While there are payments on the market that originate from lottery prizes and individually owned annuities. It is important to clarify that most secondary market annuity transactions come from structured settlement clearing. For example, legal claims for personal injury or medical malpractice. It is also important to note that these transactions have nothing to do with life agreements. Life settlements make bets on actuarial tables, but the secondary market annuities discussed here are certain guaranteed period receivables.
So what are structured settlement annuities?
In short, most SMAs are guaranteed payment streams backed by certain annuities. These SMAs are among the top operators currently paying compensation for damages, injuries or legal claims.
When an injured party chooses to view their award as a structured settlement over time, the US tax code IRC 130 allows the plaintiff to receive their compensation free of income tax. By opting for a structured settlement over time instead of a lump sum, the claimant can receive both the award and the winnings from that award without tax liability.
Defendants typically use a qualified settlement fund or other vehicle to transfer the injured party’s compensation to a primary carrier in a tax-qualified manner. Defendants then typically purchase a life policy with a specified annuity period to fund the specific payments owed under the settlement. The defendant’s qualified fund or affiliated entity is the owner of the annuity and the plaintiff is the beneficiary.

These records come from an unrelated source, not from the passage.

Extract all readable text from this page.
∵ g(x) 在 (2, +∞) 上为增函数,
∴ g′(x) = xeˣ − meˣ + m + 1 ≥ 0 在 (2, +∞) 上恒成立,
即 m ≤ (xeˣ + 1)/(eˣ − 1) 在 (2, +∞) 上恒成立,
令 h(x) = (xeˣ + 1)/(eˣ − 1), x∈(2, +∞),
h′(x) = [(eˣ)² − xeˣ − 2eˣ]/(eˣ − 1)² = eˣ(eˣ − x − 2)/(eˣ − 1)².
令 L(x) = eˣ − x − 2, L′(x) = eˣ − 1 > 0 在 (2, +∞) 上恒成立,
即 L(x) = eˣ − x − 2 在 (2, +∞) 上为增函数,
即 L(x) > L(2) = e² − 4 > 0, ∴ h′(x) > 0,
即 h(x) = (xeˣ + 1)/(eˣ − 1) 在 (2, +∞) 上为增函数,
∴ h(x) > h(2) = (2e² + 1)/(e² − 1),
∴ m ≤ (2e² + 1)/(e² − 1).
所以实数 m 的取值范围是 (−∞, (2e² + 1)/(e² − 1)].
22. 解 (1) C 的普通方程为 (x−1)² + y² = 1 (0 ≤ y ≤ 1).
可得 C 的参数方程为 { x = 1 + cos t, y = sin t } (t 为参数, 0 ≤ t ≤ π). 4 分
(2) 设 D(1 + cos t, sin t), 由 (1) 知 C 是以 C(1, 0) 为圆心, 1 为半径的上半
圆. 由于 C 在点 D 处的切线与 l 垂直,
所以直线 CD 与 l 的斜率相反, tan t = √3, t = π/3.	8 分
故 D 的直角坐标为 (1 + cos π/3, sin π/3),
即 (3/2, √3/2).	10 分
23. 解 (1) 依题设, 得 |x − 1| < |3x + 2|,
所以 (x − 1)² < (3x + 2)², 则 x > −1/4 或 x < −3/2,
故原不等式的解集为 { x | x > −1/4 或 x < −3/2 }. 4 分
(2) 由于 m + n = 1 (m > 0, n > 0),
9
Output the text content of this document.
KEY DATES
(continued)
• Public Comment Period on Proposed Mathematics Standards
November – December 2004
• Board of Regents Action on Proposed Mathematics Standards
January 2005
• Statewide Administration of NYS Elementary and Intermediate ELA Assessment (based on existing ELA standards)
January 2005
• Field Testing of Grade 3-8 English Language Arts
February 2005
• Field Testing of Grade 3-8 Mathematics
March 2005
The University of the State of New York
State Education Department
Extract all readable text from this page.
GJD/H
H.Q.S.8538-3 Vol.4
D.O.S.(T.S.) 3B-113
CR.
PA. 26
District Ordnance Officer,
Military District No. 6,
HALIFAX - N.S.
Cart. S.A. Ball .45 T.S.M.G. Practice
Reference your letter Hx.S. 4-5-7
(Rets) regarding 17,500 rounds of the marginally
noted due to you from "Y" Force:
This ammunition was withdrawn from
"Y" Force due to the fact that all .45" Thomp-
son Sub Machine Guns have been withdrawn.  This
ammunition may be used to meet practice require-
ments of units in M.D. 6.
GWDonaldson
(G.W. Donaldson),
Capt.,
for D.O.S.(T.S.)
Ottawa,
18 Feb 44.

Structured settlements are a useful tool in the legal system that help support minors, help injured people support themselves if they are unable to work, and help reduce dependence on public support systems.
However, times change, and often the beneficiaries of a settlement need cash. Since the beneficiaries do not own the annuity, their payments cannot be directly converted to cash with the carriers. Payment sellers turn to factoring companies to buy some or all of their future cash payments today, and must accept a discount rate for those future payments.
Why the high performance?
When sellers sell at a discount, a secondary market annuity is created that offers the new recipient a higher-than-market rate of return. Buyers of secondary market annuities can receive returns 1% to 4% higher than comparable primary market, period, certain annuities of similar credit quality.